Tuesday, November 23, 2010

Riding the Waves

Do you remember the story of the little girl who's mother prompts her to pray before dinner with company?  She shyly responds to her mother, "I don't know what to say".  Her mother prods her a little and says "Honey, say what you have heard me say".  The little girl lowers her head, folds and hands and prays "Dear God, why did I ask these people to dinner?!"  I bet all across the world this week there are people praying this same prayer: Dear God, why did we agree to host Thanksgiving?  Dear God, why did we start this project?  Dear God, what was I thinking?!

I am in the Dear God category myself.  It is not the Thanksgiving dinner part, I am looking forward to that and the company who will join us.  It's not even the projects, I can see them coming to a close.  Its the standing still in the middle of the tornado that is blowing through the church that has caused me to say, Dear God, what was I thinking!  Let me say first and foremost, those who have counseled me through the years and said, " be careful what you pray for, God might just honor your prayers", were spot on!  Wouldn't it be a wonderful thing if I would listen when people talked to me?!

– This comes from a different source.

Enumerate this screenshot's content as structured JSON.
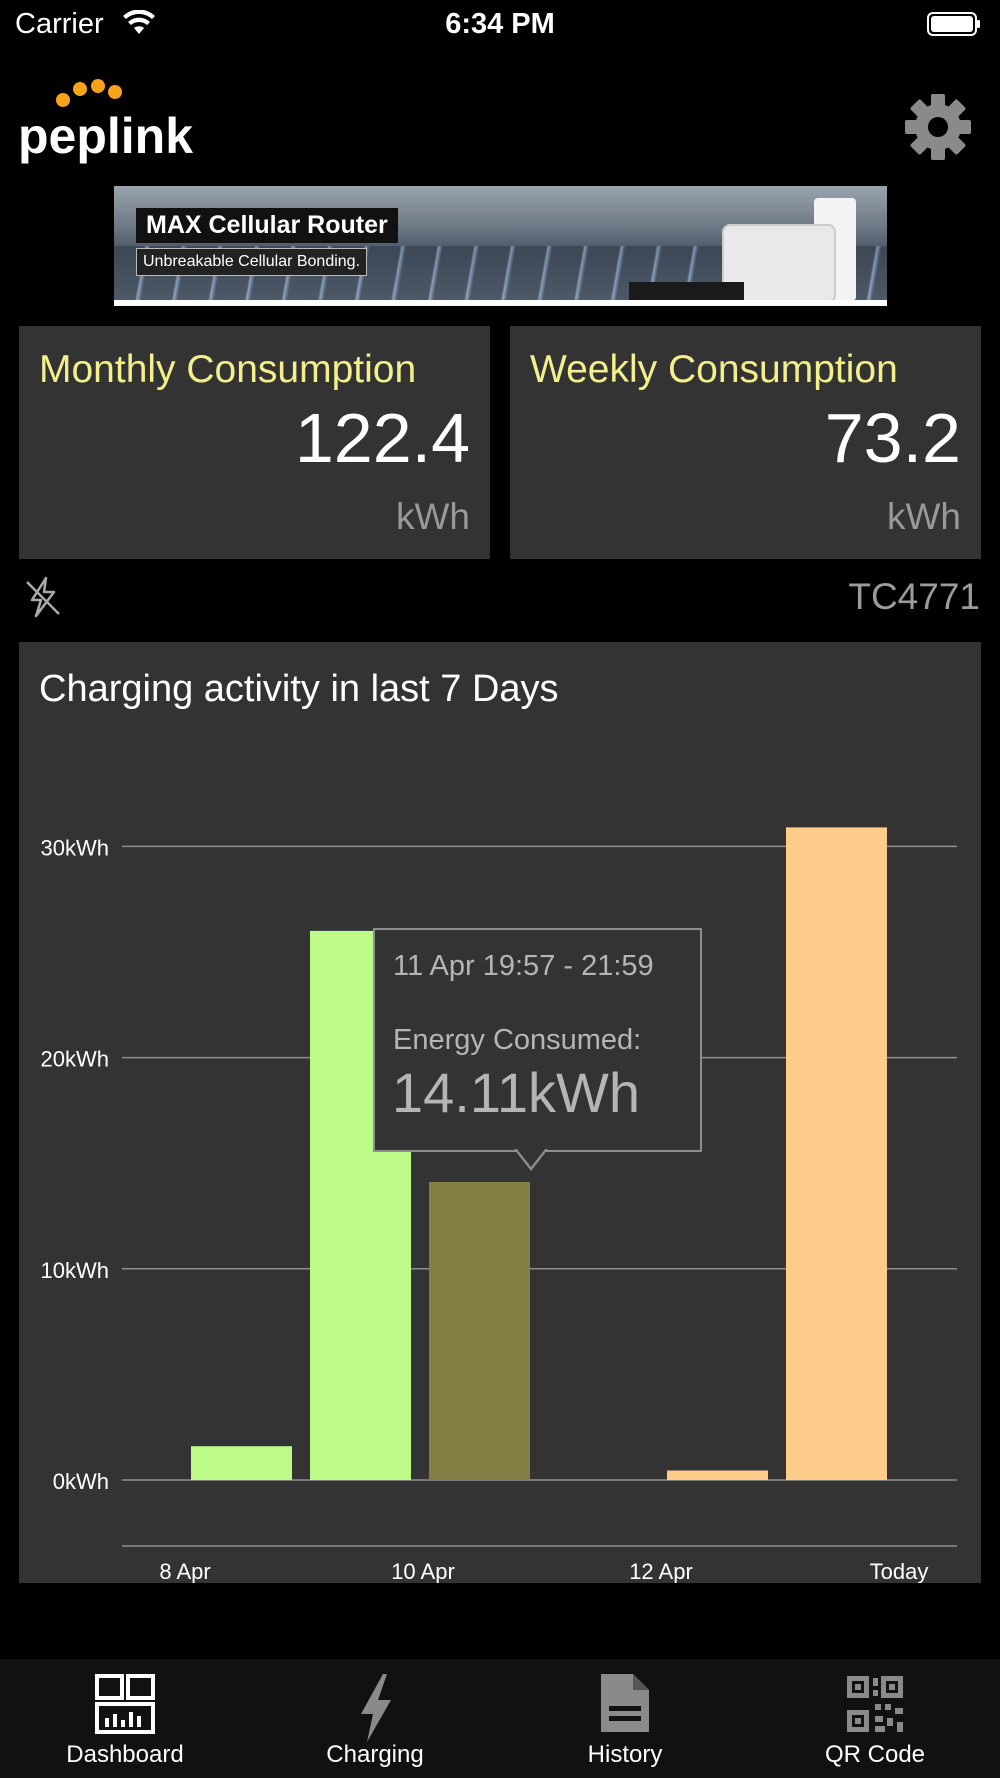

The Church is undergoing some much needed change.  Within the mass of institution and religion and agenda and politics, there comes a soft but driving force for change.  Five years ago it was a whisper, today it is a murmur and there is the sense in my bones that it will become an audible voice in my life time.  There is a call for discipleship, for relationship, for the Kingdom of God and the rule of Christ to be spread now, today, not just in eternity.  There is a hunger in the people God is calling into the faith for more: more love, more connection, more truth and more transformation.  It is the most exciting, exhilarating time and as I watch the little sparks spread to something resembling renewal, I am dancing with anticipation.  I am so grateful to see God move, to be faithful to the nurture and care of His people, even if His people are not all that faithful to Him.  It is just awesome to see hope return, the lights on the hill shine even if the light is small and feeble.

So why the Dear God moment?  Do you know how scary change can be?!  I do!  I can see the prayers I prayed over the years being answered, and while it delights my heart, it causes the hair on the back of my neck to stand up!  Someone mentioned the Prayer of Jabez in Sunday School this week and I thought....oh my goodness, I prayed that prayer too!  Oh that God would expand our territories still sounds remarkable, until I think what it might mean for me personally.  I am sitting squarely between being scared of revival not coming, and revival coming very close! 

Do not mistake my fear for regret.  I am so excited that God, who has so many more delightful children who play better with others, loves me this much and allows me to see daily the Kingdom of God on earth.  I will go forward in fear and trepidation, but I am going forward.  I do not know how the road twists and turns ahead, but if the road behind me is any indication, I expect there will be lovely green places to rest and renew.  I know there will be other places where the rocks are almost to big to get around, and there will be potholes you can get lost in.  There will be times when the people who travel with me are delightful and times when one wonders why it is these people can't walk faster, slower or on another part of the road.  Still, I would no sooner stay put than bungee jump!  The hair stands up, the heart beats a little faster, and I remind myself that there is no place any of us will ever go that God has not gone on before.  That He who is in us is greater than he that is in the world.  And that nothing can ever separate us from the love of God.  You know, seems like God must have known what a timid creature I am, to have given me so many promised to cling too!

Dear God, it is a good thing you love me so much and so completely.  You say you have known me from my mother's womb and have counted every hair on my head (and can I just share a good many of them seem to be falling out?) so all these personalities must not come as a surprise to you.  I hope when the transformation is complete the fun personality will remain, the neurotic one is just so hard to take anywhere.